An animal rights activist described as a "foot soldier" who was jailed for making threatening phone calls as part of a campaign of intimidation has won a 15-month cut in her prison term.

Judge Jennifer Kershaw QC jailed former bank worker Suzanne Jaggers, 35, for threatening to firebomb vehicles belonging to an animal research facility and leaving menacing messages for its boss.

Jaggers, of Upper Sackville Street, Skipton, was arrested as part of a police investigation, Operation Achilles, targeting animal rights extremism.

She was found guilty at a trial at Bradford Crown Court last November of one charge of blackmail and jailed for two years by Judge Kershaw on Friday.

However, following a review, the judge cut Jaggers' sentence to nine months at a hearing yesterday at Leeds Crown Court.

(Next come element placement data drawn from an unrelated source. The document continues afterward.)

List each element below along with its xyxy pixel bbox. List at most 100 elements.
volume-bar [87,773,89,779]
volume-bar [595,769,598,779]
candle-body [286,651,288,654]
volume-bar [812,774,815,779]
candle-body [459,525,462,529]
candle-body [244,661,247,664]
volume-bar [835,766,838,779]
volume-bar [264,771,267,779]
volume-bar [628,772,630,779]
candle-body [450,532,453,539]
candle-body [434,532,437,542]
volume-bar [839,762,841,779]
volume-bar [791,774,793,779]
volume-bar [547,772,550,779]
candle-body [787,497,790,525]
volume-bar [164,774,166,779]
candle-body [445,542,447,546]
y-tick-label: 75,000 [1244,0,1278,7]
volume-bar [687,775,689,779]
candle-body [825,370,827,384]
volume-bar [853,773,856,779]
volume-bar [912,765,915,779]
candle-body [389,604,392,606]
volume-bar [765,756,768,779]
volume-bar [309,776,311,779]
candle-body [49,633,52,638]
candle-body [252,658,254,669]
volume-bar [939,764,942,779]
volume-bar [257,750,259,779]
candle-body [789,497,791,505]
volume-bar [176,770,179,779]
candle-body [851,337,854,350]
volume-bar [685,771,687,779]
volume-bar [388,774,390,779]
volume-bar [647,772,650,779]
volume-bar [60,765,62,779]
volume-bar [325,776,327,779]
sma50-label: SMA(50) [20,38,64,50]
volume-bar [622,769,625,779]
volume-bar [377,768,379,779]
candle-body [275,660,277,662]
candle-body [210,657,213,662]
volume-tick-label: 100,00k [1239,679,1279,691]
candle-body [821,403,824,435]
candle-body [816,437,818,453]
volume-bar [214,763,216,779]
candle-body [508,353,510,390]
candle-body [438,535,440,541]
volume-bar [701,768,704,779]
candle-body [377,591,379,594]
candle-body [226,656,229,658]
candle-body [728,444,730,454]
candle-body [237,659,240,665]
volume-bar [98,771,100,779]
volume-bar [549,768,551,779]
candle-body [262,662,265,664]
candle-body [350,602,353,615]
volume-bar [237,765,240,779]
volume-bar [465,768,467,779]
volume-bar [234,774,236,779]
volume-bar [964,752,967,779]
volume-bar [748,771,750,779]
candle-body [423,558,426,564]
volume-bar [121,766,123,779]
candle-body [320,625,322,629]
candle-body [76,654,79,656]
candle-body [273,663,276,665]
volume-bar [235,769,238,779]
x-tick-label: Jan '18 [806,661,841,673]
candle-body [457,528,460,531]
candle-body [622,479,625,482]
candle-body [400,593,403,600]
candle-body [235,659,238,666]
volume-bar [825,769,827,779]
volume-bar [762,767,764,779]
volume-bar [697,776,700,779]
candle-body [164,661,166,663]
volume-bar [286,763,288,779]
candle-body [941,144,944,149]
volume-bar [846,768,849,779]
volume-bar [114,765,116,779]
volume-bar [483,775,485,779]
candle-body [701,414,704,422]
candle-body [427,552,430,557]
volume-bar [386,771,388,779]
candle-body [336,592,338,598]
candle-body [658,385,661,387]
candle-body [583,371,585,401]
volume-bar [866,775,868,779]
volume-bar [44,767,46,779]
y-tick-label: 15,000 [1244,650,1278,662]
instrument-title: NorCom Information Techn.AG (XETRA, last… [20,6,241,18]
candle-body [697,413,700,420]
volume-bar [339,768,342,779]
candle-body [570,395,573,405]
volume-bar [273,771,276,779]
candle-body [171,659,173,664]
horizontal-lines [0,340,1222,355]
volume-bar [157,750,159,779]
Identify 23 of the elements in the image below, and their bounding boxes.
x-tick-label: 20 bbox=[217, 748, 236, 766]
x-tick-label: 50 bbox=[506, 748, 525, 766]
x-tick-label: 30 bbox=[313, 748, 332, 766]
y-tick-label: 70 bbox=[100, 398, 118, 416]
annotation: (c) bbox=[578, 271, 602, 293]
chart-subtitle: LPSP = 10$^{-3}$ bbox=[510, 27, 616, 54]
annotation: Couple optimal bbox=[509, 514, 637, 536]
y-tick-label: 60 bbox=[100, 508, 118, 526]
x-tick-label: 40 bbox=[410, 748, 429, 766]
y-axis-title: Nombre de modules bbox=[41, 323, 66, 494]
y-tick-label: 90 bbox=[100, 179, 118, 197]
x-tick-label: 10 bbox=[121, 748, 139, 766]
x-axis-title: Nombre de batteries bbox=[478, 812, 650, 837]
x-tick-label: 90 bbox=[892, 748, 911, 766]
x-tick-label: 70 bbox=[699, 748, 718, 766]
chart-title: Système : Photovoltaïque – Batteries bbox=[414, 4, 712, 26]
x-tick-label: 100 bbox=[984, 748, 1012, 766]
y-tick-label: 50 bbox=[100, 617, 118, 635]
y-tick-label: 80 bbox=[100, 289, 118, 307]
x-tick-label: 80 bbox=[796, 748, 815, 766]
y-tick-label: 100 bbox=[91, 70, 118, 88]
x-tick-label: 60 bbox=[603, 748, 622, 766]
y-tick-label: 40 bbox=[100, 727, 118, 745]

Judge Kershaw said: "It seems the sentence I imposed was excessive in length and fails to take into account two matters.

"First that this defendant is a first-time offender and secondly this is her first prison sentence."

Jaggers did not appear at court yesterday because she was reported to be unwell. Judge Kershaw referred to a similar case in which a defendant's sentence had been cut, despite taking part in more "significant" levels of criminality.

The judge said she was satisfied Jaggers would not have been before the court at all "had it not been for the intervention in her life of others".